Song by The Feelers

from the album Playground Battle
- Songwriter: James Reid

= Stand Up (The Feelers song) =

"Stand Up" is a song recorded by New Zealand band The Feelers for their third studio album, Playground Battle (2003). Written by band singer James Reid, the song reached number seventeen on the New Zealand Singles Chart and won the New Zealand Music Award for Radio Airplay Record of the Year. Stan Walker covered the song in 2010.

==Background==
"Stand Up" was written by The Feelers singer James Reid.

==Reception==
"Stand Up" peaked at number seventeen on the New Zealand Singles Chart, and spent a total of twenty-nine weeks on the chart. It won the New Zealand Music Award for Radio Airplay Record of the Year in 2006.

==Use in media==
The New Zealand National Party used "Stand Up" in its campaign leading up to the New Zealand general election, 2011. Reid stipulated that the band's decision to allow the song to be used by the National Party did not indicate any kind of political endorsement.

==Stan Walker version==

Australian Idol season 7 winner Stan Walker recorded a cover of the song in March 2010. It was released as a digital download on 19 April 2010.

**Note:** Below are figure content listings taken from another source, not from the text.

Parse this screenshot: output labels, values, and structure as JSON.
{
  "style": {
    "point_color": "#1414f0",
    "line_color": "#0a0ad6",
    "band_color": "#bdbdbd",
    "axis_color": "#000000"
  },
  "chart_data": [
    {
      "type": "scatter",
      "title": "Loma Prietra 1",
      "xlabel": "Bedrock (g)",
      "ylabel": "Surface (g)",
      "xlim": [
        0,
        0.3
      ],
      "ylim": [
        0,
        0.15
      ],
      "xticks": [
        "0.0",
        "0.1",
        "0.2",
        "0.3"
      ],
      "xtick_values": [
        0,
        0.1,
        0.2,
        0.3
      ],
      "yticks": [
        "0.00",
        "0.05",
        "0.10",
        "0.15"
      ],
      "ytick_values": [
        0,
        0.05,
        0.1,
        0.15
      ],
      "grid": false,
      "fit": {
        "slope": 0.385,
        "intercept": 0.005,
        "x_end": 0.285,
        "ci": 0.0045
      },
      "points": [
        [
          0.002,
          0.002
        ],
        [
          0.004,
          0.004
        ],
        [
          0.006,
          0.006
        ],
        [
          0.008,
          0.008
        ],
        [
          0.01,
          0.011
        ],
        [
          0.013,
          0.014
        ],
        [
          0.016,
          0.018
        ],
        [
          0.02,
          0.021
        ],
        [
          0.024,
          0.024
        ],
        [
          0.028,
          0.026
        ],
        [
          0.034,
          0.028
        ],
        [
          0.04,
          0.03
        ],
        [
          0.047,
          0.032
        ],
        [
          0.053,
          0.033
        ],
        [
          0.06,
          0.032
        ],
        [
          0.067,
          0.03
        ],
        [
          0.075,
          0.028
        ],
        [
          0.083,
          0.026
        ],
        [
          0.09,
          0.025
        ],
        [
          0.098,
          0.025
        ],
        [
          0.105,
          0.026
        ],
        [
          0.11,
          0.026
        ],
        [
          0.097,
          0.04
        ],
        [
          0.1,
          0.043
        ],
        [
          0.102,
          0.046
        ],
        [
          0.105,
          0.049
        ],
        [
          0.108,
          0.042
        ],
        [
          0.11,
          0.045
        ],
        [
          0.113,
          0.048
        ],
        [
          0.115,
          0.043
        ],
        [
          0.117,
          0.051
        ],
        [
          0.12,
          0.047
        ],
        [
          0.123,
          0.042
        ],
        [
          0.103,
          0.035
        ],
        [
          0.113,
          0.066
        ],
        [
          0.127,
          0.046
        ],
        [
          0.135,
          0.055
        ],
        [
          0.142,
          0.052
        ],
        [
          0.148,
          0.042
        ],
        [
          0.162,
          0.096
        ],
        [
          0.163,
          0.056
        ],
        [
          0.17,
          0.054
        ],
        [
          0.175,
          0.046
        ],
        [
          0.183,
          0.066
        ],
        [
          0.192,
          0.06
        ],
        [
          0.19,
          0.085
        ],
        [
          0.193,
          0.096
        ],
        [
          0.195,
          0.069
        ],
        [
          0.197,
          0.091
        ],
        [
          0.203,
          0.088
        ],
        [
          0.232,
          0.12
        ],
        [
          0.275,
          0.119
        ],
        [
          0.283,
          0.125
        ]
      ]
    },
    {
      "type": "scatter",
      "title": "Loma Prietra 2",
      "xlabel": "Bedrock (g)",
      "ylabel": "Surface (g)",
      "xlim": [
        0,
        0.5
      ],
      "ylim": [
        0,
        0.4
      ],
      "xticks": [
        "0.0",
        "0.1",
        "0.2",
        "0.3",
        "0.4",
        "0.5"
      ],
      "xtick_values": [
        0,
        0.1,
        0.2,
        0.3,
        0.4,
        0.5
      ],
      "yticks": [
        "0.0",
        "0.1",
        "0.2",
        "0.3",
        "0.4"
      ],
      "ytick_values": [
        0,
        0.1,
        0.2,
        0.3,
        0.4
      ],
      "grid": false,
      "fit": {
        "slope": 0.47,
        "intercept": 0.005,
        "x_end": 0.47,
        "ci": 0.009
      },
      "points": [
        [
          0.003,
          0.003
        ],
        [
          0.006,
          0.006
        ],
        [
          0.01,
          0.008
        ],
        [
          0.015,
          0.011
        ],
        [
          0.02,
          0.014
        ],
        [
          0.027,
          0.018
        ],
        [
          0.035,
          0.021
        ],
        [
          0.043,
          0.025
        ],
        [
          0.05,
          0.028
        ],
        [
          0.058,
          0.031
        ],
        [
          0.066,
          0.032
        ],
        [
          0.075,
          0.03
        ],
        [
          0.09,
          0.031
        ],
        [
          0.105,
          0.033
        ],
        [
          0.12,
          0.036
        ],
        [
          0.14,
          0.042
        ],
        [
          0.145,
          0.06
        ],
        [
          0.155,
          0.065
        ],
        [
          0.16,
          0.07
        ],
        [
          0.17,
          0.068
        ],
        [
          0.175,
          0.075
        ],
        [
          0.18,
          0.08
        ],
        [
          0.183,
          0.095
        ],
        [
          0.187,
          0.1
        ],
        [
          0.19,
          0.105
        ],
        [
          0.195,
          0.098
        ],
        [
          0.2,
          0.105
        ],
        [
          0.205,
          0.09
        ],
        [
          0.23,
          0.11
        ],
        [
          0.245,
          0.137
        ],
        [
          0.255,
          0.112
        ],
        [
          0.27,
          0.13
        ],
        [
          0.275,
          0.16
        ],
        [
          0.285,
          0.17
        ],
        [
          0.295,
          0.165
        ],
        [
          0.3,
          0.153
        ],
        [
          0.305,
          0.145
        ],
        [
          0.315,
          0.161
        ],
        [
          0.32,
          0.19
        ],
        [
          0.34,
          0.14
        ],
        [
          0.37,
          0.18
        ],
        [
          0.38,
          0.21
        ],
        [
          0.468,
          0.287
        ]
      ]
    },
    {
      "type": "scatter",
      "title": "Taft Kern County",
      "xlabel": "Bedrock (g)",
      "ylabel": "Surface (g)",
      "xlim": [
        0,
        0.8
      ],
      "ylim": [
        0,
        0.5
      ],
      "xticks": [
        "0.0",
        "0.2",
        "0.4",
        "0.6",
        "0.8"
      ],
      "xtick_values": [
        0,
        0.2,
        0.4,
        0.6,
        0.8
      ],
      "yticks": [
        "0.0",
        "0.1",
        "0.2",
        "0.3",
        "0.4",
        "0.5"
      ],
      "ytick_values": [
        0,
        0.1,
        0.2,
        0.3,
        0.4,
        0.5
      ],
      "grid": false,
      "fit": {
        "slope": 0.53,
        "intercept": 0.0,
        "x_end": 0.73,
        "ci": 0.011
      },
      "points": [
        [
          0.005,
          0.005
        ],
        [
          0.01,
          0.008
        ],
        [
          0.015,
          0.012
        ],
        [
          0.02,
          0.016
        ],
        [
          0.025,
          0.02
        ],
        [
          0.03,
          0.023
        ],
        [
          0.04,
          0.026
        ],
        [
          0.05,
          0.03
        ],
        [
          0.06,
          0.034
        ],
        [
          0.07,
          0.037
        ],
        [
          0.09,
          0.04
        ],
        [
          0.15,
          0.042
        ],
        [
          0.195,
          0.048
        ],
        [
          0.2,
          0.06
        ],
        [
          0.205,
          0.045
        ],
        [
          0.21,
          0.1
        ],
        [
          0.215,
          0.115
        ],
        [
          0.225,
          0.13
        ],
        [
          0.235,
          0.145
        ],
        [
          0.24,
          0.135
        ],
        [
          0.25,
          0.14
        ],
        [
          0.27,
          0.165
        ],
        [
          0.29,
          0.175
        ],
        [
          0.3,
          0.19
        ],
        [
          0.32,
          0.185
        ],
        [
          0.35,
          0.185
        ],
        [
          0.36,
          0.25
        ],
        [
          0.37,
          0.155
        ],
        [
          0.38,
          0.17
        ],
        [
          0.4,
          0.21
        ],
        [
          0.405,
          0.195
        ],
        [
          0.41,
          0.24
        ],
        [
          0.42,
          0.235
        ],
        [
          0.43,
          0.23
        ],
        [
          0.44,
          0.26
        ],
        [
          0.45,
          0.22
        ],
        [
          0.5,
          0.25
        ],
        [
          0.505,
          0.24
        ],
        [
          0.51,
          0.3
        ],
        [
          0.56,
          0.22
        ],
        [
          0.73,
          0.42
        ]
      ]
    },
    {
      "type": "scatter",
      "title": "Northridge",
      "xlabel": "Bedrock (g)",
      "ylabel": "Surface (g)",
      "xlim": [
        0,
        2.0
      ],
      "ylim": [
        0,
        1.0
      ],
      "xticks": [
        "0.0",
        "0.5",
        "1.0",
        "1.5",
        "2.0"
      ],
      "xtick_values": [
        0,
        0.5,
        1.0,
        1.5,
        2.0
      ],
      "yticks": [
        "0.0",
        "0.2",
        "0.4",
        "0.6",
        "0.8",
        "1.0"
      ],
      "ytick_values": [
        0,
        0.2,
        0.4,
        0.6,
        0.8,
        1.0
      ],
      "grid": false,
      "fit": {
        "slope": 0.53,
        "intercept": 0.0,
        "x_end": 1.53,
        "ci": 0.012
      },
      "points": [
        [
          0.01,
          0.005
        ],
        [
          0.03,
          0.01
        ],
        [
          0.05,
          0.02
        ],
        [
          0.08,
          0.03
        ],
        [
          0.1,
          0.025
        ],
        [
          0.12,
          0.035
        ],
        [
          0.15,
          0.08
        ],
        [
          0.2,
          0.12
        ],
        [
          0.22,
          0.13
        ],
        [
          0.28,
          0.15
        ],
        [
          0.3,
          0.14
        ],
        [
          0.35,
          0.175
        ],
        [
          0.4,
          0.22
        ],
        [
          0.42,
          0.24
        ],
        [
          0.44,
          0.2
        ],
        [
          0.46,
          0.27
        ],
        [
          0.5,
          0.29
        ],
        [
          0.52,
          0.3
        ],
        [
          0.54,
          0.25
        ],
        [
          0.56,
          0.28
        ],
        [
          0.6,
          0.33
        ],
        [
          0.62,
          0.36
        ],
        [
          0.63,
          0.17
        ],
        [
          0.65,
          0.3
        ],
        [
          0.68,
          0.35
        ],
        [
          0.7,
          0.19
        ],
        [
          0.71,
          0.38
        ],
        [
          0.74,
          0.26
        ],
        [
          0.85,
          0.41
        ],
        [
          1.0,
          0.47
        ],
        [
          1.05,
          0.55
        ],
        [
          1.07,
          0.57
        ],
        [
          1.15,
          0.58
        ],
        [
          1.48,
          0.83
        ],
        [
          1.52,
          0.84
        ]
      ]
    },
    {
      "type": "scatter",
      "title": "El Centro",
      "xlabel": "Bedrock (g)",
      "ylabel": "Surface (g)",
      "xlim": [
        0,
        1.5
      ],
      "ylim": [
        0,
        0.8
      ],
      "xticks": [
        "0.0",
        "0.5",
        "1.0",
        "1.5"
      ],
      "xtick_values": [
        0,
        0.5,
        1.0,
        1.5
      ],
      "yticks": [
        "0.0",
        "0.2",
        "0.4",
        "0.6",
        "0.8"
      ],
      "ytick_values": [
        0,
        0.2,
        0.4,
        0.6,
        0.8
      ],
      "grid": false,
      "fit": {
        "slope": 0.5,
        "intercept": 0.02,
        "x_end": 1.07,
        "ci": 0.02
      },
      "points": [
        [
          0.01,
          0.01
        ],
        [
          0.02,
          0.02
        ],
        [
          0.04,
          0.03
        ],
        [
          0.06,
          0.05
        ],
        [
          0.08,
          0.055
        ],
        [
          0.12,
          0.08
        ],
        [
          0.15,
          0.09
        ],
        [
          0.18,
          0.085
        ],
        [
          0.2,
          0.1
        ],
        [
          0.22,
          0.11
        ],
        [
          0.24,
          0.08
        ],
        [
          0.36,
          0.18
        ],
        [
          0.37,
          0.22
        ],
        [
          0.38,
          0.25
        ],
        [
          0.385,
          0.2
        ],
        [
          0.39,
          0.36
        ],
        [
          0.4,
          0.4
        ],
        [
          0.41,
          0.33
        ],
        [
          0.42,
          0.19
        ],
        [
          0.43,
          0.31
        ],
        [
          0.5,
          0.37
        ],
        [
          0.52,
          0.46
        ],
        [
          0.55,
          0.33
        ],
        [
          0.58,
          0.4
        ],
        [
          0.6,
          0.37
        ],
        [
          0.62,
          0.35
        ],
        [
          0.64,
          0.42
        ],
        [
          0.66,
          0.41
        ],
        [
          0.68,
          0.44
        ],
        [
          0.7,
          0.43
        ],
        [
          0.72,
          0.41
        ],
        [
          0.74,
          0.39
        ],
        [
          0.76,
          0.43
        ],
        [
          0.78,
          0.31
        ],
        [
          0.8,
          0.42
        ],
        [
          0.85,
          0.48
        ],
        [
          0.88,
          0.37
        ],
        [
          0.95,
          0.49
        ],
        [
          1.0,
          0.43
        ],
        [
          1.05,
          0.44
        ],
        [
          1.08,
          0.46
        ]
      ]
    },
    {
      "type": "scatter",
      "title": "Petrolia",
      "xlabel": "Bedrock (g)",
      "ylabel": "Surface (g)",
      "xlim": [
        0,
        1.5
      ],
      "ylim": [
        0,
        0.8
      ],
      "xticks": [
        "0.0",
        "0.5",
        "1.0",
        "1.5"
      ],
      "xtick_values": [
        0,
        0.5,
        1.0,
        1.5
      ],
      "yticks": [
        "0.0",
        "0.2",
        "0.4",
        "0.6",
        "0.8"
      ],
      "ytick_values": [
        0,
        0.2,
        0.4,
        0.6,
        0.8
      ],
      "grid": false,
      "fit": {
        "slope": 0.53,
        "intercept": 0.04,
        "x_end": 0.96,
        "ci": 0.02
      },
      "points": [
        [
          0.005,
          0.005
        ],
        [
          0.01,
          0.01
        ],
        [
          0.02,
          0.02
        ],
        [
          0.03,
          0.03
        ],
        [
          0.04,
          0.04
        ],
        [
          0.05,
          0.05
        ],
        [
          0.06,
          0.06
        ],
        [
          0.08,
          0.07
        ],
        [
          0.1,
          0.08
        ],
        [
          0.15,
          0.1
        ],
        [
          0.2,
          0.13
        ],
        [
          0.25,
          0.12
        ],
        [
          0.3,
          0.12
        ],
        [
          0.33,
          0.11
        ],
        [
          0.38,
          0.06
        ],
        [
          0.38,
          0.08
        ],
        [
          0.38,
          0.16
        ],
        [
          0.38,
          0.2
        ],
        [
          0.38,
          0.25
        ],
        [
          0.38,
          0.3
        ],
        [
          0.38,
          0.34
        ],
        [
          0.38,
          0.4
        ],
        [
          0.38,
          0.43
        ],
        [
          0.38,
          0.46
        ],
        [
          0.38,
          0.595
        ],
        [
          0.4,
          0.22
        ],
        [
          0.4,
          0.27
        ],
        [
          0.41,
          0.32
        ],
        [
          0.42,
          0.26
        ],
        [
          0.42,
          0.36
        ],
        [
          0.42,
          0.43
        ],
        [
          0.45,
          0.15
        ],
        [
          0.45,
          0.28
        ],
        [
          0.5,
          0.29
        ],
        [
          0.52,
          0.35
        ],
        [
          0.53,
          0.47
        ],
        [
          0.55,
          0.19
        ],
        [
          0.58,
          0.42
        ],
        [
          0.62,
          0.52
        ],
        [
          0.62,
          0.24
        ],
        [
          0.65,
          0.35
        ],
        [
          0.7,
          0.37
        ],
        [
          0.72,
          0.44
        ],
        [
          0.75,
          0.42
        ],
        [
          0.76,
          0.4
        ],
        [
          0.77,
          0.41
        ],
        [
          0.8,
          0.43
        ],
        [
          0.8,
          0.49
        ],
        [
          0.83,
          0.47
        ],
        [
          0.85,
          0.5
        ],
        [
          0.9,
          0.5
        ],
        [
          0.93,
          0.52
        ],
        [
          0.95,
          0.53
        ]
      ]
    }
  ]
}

The cover was used as the official song for the All Whites' campaign for the 2010 FIFA World Cup, which it was especially recorded for. New Zealand Football CEO Michael Galding said "lyrically, the song captures everything this campaign is about". Walker said that "The All Whites have certainly earned my respect and support with reaching the pinnacle of their sport".

===Music video===

Walker holding up an All Whites banner in the music video

A music video was shot for the single, and was released on 20 April. It consists of various football supporters at All Whites games, and Walker at a recording studio.

===Critical reception===
The song received criticism from the public, including radio DJ Jason Reeves, who called the song "weak". All White Ben Sigmund, who "prefers rock music before matches", said "it's not the kind of song he'd listen to before a game". The New Zealand Heralds Michael Brown called the cover "a decent song. But it's a cover."